Il suffit d’en faire la demande auprès du pharmacien, qui, comme tous ceux de la région Alsace, a signé une convention avec la Ligue contre le Cancer.

En France, c’est l’ANSM (Agence Nationale de Sécurité du Médicament et des produits de santé) qui est responsable de la pharmacovigilance (surveillance des effets indésirables) concernant les vaccins contre les papillomavirus.
Dans un dernier bilan de juillet 2011, cet organisme précise que le rapport bénéfice/risque est en faveur de la vaccination et que les effets indésirables graves ne sont pas plus fréquents chez les jeunes filles vaccinées que chez celles non vaccinées.
Les études françaises ont été faites sur plus d’1 million de filles. Dans le monde, elles portent sur des centaines de millions de filles.

Voir aussi la FAQ : Quels sont les effets indésirables des vaccins ?

Non, les jeunes filles vaccinées doivent également se faire dépister tous les 3 ans entre 25 et 65 ans.
En effet, la vaccination réduit fortement le risque de cancer du col de l’utérus mais les vaccins ne protègent pas contre les cancers du col dus à d’autres virus HPV.

Cervarix® et Gardasil® sont des vaccins uniquement préventifs, ils ne peuvent pas influer sur la guérison d’une lésion virale.

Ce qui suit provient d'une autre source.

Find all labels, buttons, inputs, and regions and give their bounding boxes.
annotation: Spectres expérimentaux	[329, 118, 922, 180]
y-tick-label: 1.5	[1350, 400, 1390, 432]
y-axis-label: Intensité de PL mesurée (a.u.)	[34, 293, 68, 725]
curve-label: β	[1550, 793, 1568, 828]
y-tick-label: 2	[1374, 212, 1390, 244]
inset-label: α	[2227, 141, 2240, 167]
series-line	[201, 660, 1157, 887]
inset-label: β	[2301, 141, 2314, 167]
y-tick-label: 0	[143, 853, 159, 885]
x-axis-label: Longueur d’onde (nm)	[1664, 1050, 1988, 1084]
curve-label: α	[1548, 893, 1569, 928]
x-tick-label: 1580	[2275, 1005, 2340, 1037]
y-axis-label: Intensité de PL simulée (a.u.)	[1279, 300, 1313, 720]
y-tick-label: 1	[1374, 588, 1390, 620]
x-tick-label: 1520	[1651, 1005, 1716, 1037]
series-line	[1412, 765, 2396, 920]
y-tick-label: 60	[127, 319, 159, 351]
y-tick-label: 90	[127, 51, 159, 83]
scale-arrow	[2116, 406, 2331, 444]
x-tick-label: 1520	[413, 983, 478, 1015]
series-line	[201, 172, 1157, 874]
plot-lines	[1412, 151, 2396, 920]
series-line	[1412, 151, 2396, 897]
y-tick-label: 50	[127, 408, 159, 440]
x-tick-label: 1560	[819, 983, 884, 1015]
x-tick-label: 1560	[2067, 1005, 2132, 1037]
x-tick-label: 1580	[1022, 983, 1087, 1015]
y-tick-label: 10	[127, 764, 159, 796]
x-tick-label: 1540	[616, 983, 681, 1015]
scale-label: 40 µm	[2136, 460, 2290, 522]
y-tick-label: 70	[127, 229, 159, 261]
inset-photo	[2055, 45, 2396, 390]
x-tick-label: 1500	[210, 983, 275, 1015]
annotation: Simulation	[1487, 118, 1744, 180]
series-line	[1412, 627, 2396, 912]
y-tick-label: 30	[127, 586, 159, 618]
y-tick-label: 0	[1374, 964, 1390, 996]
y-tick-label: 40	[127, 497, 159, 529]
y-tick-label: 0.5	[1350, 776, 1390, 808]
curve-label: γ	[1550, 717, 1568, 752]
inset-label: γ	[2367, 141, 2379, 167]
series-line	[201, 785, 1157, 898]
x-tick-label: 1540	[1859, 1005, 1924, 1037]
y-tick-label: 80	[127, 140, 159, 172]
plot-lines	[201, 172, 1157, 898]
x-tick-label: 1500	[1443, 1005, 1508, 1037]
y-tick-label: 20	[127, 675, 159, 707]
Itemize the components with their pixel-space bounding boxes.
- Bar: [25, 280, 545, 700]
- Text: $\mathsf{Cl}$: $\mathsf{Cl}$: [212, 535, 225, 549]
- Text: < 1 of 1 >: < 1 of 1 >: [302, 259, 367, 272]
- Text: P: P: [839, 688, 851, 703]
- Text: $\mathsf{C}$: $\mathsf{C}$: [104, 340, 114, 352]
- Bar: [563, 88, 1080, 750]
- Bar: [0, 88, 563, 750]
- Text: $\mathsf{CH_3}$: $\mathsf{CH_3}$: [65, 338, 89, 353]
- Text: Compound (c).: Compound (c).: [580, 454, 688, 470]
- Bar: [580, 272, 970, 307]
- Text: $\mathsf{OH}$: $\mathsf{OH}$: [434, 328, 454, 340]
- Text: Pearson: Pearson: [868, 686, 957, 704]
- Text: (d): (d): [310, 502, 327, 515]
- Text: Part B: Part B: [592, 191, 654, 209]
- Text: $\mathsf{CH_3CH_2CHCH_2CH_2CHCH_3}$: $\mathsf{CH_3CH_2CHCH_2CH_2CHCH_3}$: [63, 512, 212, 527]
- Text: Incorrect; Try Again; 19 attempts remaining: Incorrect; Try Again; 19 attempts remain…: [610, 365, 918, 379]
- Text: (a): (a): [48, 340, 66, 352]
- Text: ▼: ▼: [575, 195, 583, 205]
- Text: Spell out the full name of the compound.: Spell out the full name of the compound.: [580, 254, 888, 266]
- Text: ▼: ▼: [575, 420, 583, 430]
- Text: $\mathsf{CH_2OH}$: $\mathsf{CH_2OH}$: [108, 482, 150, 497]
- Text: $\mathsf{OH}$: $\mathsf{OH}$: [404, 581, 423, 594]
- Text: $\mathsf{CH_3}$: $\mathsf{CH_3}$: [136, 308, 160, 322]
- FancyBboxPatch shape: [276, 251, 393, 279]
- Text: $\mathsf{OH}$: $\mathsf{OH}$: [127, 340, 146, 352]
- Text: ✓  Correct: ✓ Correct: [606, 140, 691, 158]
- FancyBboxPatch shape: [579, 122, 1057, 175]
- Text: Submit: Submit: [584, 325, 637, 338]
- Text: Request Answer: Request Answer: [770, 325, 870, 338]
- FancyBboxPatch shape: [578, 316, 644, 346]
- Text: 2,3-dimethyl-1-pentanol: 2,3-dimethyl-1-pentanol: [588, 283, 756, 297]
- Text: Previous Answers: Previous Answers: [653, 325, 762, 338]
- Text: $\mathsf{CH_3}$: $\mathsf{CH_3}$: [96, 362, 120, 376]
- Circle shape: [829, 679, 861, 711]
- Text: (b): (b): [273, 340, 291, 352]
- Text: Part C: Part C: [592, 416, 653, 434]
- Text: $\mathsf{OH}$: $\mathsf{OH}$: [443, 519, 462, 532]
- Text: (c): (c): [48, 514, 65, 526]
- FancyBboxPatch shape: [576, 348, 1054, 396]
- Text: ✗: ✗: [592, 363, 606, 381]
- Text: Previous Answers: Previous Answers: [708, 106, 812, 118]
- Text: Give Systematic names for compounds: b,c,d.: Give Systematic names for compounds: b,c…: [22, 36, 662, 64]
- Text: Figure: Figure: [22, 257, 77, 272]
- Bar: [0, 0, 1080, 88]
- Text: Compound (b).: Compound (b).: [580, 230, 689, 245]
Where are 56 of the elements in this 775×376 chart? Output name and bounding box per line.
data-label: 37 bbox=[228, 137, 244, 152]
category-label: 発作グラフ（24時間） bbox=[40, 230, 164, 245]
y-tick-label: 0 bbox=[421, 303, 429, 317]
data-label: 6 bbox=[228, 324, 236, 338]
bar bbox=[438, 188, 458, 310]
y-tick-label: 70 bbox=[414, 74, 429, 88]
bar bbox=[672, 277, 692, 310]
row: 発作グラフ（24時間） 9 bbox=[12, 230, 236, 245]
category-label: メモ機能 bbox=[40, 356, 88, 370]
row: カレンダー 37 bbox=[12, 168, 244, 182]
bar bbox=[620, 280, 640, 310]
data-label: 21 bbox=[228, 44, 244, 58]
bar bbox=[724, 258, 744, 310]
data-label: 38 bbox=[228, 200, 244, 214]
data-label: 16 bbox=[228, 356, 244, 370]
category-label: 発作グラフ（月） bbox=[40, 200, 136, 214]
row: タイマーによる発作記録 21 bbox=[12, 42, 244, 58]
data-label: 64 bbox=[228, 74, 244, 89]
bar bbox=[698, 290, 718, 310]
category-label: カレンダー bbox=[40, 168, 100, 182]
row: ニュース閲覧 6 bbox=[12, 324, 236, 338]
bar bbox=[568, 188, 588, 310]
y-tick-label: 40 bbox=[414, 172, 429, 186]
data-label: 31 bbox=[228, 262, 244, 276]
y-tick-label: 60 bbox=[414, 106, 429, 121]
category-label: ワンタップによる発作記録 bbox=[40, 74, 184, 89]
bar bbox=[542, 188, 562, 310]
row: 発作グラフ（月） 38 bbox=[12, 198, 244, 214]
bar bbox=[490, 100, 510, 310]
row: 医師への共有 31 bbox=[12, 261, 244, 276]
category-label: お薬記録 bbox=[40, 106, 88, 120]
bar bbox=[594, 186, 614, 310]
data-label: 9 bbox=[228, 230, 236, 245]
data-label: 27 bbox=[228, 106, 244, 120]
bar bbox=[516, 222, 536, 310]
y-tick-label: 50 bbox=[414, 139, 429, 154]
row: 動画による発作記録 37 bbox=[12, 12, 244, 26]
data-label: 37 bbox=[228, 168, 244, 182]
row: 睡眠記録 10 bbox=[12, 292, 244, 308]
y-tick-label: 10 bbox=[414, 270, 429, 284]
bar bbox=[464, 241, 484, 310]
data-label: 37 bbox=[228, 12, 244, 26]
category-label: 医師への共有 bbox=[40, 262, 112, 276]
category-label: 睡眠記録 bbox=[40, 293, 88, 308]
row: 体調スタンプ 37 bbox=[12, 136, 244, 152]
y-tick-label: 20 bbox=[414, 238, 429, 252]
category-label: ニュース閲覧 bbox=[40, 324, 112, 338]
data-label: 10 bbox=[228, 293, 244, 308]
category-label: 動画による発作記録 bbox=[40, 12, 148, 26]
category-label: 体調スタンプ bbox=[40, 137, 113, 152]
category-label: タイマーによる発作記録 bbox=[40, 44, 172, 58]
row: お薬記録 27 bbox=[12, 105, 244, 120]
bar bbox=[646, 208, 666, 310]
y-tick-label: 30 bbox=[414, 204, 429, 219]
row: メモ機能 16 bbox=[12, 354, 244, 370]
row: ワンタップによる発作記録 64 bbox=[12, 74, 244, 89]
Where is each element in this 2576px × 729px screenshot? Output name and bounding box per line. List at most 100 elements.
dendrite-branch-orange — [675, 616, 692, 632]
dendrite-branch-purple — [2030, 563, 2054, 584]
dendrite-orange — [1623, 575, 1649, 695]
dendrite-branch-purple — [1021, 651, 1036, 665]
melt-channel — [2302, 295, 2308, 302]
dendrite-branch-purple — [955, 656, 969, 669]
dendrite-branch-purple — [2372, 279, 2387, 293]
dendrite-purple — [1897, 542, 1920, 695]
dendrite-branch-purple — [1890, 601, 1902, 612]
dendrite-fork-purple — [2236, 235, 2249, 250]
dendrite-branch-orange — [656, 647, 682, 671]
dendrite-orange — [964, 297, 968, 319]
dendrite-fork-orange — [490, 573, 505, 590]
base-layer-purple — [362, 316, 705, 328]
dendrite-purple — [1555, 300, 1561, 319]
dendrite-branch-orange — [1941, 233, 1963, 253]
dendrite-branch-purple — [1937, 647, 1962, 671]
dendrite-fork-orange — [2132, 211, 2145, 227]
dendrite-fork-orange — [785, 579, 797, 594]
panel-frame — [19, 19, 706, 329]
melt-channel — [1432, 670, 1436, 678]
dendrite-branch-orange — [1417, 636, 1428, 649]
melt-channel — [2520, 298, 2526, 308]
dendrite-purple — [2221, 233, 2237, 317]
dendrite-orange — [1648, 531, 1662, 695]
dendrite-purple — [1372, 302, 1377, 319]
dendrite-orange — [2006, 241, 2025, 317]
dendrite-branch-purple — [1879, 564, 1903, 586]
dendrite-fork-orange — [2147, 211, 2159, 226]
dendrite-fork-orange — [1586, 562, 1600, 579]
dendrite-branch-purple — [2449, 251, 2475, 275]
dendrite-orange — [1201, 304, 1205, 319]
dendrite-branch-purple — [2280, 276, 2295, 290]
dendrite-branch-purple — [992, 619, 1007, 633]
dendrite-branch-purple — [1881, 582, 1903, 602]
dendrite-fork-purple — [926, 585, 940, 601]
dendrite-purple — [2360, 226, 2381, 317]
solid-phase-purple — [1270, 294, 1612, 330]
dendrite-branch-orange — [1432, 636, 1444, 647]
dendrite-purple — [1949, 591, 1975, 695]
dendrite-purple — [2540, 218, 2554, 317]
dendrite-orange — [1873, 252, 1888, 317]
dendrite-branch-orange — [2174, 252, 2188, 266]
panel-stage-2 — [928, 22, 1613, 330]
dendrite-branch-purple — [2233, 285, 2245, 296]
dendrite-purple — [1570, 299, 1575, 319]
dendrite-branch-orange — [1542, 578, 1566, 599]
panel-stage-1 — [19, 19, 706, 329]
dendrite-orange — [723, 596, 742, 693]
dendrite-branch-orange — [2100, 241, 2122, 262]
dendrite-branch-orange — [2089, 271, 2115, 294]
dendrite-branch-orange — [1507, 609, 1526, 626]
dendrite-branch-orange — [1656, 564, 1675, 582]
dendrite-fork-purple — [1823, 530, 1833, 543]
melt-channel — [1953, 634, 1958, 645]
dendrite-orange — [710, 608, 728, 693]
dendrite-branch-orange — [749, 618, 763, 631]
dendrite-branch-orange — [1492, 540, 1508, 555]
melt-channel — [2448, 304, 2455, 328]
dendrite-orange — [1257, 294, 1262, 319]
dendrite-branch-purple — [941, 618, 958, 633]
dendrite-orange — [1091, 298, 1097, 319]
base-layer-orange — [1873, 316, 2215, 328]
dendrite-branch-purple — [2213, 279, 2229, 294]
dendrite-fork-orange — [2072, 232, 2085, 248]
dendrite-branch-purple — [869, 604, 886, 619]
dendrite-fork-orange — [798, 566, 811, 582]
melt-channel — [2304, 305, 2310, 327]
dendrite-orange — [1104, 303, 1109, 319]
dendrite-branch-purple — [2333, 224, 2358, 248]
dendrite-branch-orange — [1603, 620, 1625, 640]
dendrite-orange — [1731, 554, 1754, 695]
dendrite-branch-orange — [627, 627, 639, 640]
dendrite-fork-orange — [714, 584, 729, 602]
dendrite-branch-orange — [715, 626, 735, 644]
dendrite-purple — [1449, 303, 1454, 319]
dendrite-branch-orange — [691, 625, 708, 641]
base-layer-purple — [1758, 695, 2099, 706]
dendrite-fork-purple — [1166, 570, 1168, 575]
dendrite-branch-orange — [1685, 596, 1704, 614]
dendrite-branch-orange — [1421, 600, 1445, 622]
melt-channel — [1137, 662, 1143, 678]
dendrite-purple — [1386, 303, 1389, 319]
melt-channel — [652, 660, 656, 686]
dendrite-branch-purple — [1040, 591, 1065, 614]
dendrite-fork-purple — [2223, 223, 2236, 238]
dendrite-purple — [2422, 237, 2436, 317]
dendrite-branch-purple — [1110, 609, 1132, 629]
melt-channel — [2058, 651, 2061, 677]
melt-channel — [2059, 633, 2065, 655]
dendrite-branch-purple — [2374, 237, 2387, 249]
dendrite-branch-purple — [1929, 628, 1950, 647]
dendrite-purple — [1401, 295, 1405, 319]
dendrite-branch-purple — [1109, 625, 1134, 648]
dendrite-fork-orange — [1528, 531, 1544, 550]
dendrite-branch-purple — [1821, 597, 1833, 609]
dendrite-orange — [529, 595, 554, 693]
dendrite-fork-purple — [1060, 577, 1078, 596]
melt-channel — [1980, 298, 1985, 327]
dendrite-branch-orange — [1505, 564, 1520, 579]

A ce jour, il n’existe pas de vaccin thérapeutique validé et commercialisé.

L’Association Eve a débuté, en collaboration avec les organismes d’Assurance Maladie et les autorités sanitaires, une étude destinée à évaluer l’efficacité de la vaccination sur les lésions dues aux papillomavirus (HPV).
Cette étude se base sur les données de remboursement. Les jeunes filles, ou leurs parents, sont informés de l’étude et peuvent s’y opposer.
Grâce aux données recueillies, l’Association Eve sera en mesure d’évaluer l’efficacité de la vaccination pour diminuer le nombre de lésions du col de l’utérus. A partir des résultats obtenus, elle pourra optimiser la vaccination de la région, par exemple en influant le public dans les zones moins bien dépistées. L’étude, qui s’étendra sur plusieurs années, représente en ce sens un enjeu majeur de santé publique.
Le projet a reçu l’aval du Comité de Protection des Personnes « Est-IV » (CPP), du Comité Consultatif sur le Traitement de l’Information en matière de Recherche dans le domaine de la Santé (CCTIRS) et de la Commission Nationale de l’Informatique et des Libertés (CNIL).
En cas d’injection manquante, l’Association Eve pourra contacter les personnes participant à l’étude et les inviter à se rendre chez un professionnel de santé (pédiatre, gynécologue, médecin généraliste, sage-femme ou infirmière) pour finaliser le schéma vaccinal.